There’s just no response to that, certainly not from conservatives. They always fancy themselves little-government types, yet they don’t seem to care that every bullshit morality beef that becomes a law increases the size and scope of government. This is why my ticker becomes a time-bomb whenever one of these hypocrites has the nerve to ask for a reason to make pot legal. The question is not: Should we legalize marijuana? The question is: Should we have criminalized it in the first place? And the answer is: Hell no! Marijuana prohibition is the result of blatant lies, ignorance and propaganda that preyed on the racial fears of Caucasian America toward Mexican immigrants in the early 1900s. It was reinforced in the ’20s and ’30s when it was discovered that marijuana was being smoked by wild-eyed Negroes playing that crazy jump-jive music that was getting all the white girls’ panties damp.
In a free society, you need a reason to make something illegal, and the reason probably shouldn’t be racism.
Look at it this way: What if the whole thing were reversed? What if cannabis were never outlawed? What if rationality ruled the day in the 1900s and pot was never criminalized? Now, what if some hoity-toity prohibition-types suddenly wanted us to vote to make the possession and use of marijuana a crime? Could you imagine? Every free-thinking person in the state would stop what they were doing and say, “What’s this now!? Please cite your reason as to why we should put another asterisk on our freedom.”

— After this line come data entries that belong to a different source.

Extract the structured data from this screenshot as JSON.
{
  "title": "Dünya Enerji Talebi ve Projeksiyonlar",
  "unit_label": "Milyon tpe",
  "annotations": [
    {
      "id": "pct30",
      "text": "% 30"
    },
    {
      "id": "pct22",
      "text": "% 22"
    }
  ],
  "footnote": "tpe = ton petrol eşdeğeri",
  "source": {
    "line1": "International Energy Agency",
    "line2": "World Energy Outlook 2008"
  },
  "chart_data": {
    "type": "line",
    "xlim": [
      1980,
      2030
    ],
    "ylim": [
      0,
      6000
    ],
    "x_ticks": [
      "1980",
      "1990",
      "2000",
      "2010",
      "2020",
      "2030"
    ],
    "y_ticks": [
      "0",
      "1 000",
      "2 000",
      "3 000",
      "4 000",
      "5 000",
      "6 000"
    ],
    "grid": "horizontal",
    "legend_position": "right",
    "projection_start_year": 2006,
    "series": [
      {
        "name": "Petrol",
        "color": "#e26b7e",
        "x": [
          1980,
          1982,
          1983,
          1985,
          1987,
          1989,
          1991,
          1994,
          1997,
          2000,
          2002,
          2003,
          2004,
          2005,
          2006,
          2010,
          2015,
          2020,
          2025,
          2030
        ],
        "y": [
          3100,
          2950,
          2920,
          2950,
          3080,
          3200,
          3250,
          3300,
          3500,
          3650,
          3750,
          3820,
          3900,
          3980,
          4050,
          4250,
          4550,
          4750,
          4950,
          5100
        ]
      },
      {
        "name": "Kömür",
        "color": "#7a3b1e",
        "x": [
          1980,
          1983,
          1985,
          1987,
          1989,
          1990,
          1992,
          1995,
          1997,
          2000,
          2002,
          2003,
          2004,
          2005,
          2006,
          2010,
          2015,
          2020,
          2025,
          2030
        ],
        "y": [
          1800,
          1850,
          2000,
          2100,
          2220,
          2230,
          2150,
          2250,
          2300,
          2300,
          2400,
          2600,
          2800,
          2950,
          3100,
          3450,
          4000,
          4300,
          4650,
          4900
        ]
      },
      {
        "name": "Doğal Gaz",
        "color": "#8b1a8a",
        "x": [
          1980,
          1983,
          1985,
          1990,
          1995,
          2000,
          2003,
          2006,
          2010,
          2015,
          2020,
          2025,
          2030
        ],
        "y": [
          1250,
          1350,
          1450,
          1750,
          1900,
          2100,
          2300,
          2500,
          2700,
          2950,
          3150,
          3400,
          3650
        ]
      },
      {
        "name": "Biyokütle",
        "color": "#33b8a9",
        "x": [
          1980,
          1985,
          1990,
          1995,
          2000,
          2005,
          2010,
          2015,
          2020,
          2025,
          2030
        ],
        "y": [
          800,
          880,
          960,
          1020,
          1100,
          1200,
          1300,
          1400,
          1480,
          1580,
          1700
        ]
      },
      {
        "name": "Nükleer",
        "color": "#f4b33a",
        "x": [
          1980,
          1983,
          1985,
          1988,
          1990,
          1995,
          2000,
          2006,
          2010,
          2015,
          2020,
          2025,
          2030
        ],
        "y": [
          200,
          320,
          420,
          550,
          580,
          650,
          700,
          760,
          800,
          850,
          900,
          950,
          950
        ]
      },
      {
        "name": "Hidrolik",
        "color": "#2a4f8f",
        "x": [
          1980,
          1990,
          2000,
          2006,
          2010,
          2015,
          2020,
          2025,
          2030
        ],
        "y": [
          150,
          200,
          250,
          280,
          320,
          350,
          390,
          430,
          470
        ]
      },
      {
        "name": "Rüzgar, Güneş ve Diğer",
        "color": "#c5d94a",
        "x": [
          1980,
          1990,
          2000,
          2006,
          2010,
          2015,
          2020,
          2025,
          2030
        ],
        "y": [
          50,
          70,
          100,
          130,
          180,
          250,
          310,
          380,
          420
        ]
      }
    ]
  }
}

There’s no chance that proposition would pass. Nobody ever started a bar brawl because they were too baked. Nobody ever mugged a tourist to get a marijuana fix. Nobody ever contracted diabetes, sustained liver damage—or got cancer, even—from smoking pot.
Says Laura Ingraham: “We really don’t know long-term dangers of marijuana use.” At that point, my heart finally exploded and blood spurted out of my ears. Because, when somebody says, “We don’t know the long-term dangers,” what it really means is, “We haven’t found any long-term dangers.”

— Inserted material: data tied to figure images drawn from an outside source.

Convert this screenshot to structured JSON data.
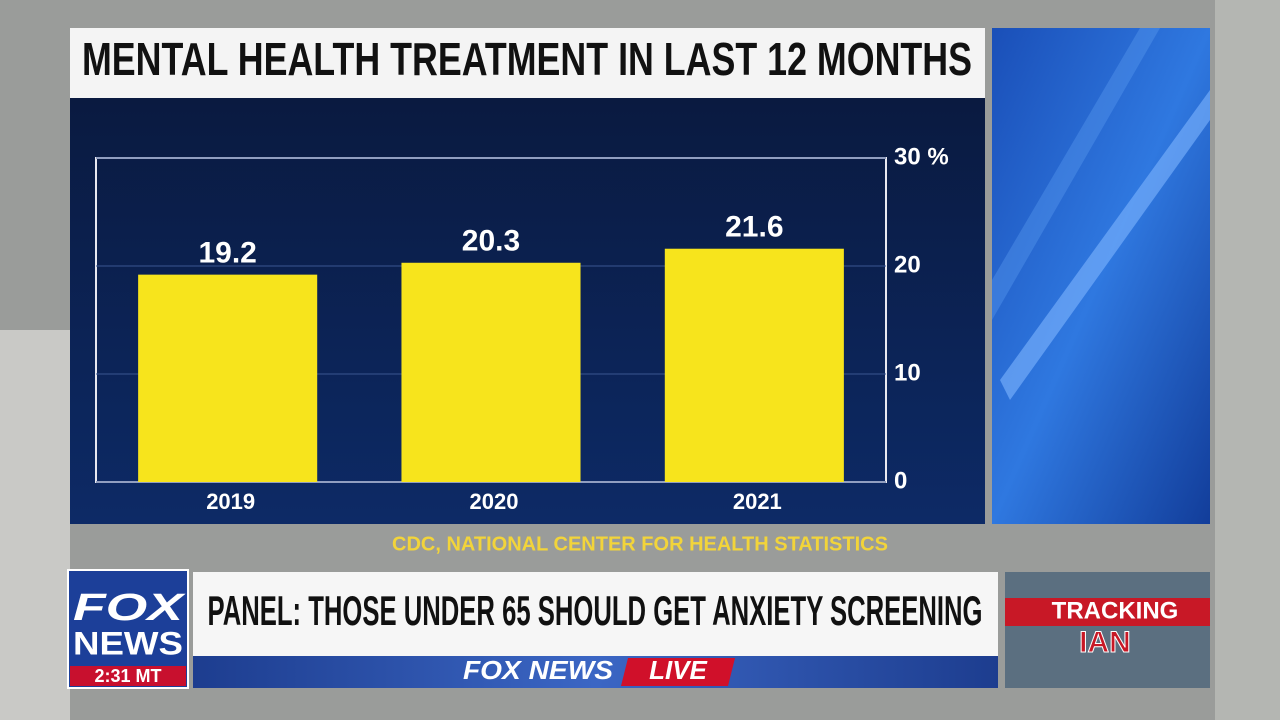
{
  "chart_data": {
    "type": "bar",
    "title": "MENTAL HEALTH TREATMENT IN LAST 12 MONTHS",
    "categories": [
      "2019",
      "2020",
      "2021"
    ],
    "values": [
      19.2,
      20.3,
      21.6
    ],
    "color": "#f7e41c",
    "ylim": [
      0,
      30
    ],
    "yticks": [
      0,
      10,
      20,
      {
        "value": 30,
        "label": "30 %"
      }
    ],
    "grid": true,
    "source": "CDC, NATIONAL CENTER FOR HEALTH STATISTICS"
  },
  "broadcast": {
    "headline": "PANEL: THOSE UNDER 65 SHOULD GET ANXIETY SCREENING",
    "logo_top": "FOX",
    "logo_bottom": "NEWS",
    "time": "2:31 MT",
    "strip_brand": "FOX NEWS",
    "strip_live": "LIVE",
    "tracking_top": "TRACKING",
    "tracking_bottom": "IAN"
  }
}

Yeah, well, we haven’t found any long-term dangers associated with aromatherapy, either.
C’mon! We’ve been studying marijuana for decades. And report after report—including a 30-year UCLA study that found no link between pot and cancer—all came up blank.
What does that matter anyway? If “long-term danger” were the criteria for criminalization, then say goodbye to alcohol, nicotine, caffeine, sugar, beef, dairy, cell phones, television, typing, sitting, standing, smiling, cranking up your stereo, reading in the dark, playing contact sports, jogging on pavement and all sorts of other activities Ingraham wouldn’t dare want criminalized.
Or would she?
Whatever. The point is: Fuck her, and fuck her friends. It’s my body, my life.